There’s the trend of the NBA christening new arenas with the big event too, and as Silver pointed out, United Center qualifies. Old Chicago Stadium still was in operation back in 1988, with the House Michael Jordan Built six years away.
Michael Reinsdorf, the Bulls’ president and chief operating officer, acknowledged the limitations the host team faces. Typically, teams conduct a lottery that pleases some, annoys many.
“We have 22,000 seats here,” the younger Reinsdorf said, “I’m not even sure we get a couple thousand seats. The NBA controls it all. … I don’t really know whether it helps or hurts us from that perspective.”
But All-Star Weekend reminds the league, fans and worldwide viewers of Chicago’s strength as an NBA market – something the Bulls still might not be demonstrating during its rebuild.
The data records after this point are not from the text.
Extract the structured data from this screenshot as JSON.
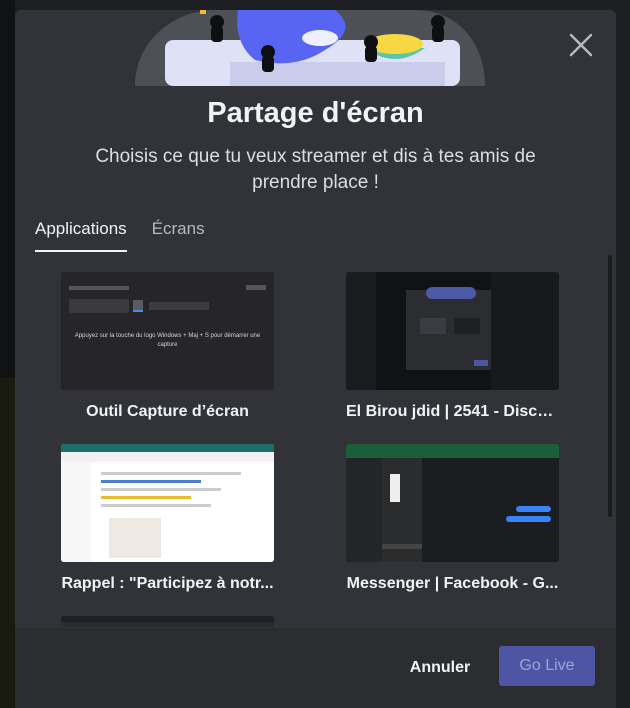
{
  "modal": {
    "title": "Partage d'écran",
    "subtitle": "Choisis ce que tu veux streamer et dis à tes amis de prendre place !"
  },
  "tabs": [
    {
      "label": "Applications",
      "active": true
    },
    {
      "label": "Écrans",
      "active": false
    }
  ],
  "sources": [
    {
      "label": "Outil Capture d’écran",
      "preview_text": "Appuyez sur la touche du logo Windows + Maj + S pour démarrer une capture"
    },
    {
      "label": "El Birou jdid | 2541 - Disco..."
    },
    {
      "label": "Rappel : \"Participez à notr..."
    },
    {
      "label": "Messenger | Facebook - G..."
    }
  ],
  "footer": {
    "cancel_label": "Annuler",
    "go_live_label": "Go Live"
  },
  "colors": {
    "modal_bg": "#313338",
    "footer_bg": "#2b2d31",
    "accent": "#5865f2",
    "go_live_disabled": "#4e55a5"
  }
}
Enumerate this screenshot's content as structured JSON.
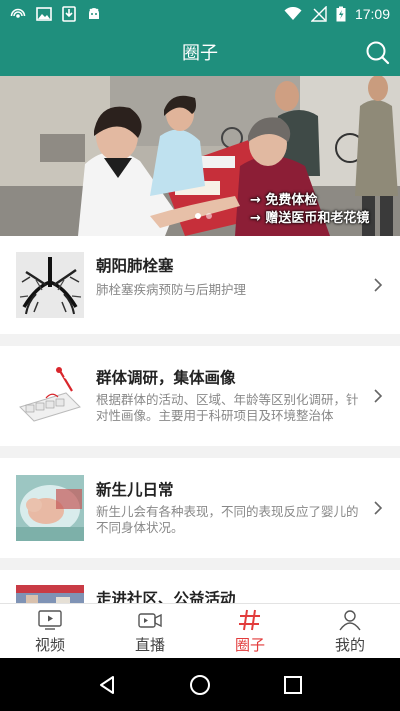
{
  "status_bar": {
    "time": "17:09"
  },
  "app_bar": {
    "title": "圈子"
  },
  "banner": {
    "captions": [
      "→ 免费体检",
      "→ 赠送医币和老花镜"
    ],
    "slide_count": 2,
    "active_slide": 1
  },
  "items": [
    {
      "title": "朝阳肺栓塞",
      "description": "肺栓塞疾病预防与后期护理",
      "image": "lung-xray-thumbnail"
    },
    {
      "title": "群体调研，集体画像",
      "description": "根据群体的活动、区域、年龄等区别化调研，针对性画像。主要用于科研项目及环境整治体",
      "image": "survey-cards-thumbnail"
    },
    {
      "title": "新生儿日常",
      "description": "新生儿会有各种表现，不同的表现反应了婴儿的不同身体状况。",
      "image": "newborn-thumbnail"
    },
    {
      "title": "走进社区、公益活动",
      "description": "",
      "image": "community-thumbnail"
    }
  ],
  "bottom_nav": {
    "items": [
      {
        "label": "视频",
        "icon": "video-icon"
      },
      {
        "label": "直播",
        "icon": "live-camera-icon"
      },
      {
        "label": "圈子",
        "icon": "hash-icon"
      },
      {
        "label": "我的",
        "icon": "person-icon"
      }
    ],
    "active_index": 2
  },
  "colors": {
    "primary": "#1f8f7d",
    "active_tab": "#e23b3b"
  }
}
It generally has a positive financial impact on the city and the neighborhood where it is held, factors that brought Chicago mayor Rahm Emanuel and Walter Burnett Jr., alderman of the 27th ward, to Friday’s news conference.
And it offers a goal for some Bulls players to participate in some capacity – say, Lauri Markkanen as a 3-point contestant or even All-Star and a 2018 or 2019 lottery pick in the Rising Stars game – on their home court, if not precisely in front of a home crowd.
“I look at this maybe as a way for us to use this as a little motivation,” Bulls vice president of basketball operations John Paxson said, “for a few of our young kids we have really high hopes for.”
First, though, there came the challenge. Convincing the elder Reinsdorf to fund and tolerate this rebuilding plan, with those 22,000 voting with their wallets for 41 games each season, might have been easier than persuading him to stick a toe in All-Star waters.
“What did I do?” Michael Reinsdorf said. “I’m serious, my son Joey and my daughter [Jenny]. Joey likes going to the games to watch the games. My daughter and other son [Harry] like to go to see who’s at the games. … I tried to explain to my dad – I don’t think he’s been to an All-Star Game since 1988 – the difference now than what it was like when we hosted it last.”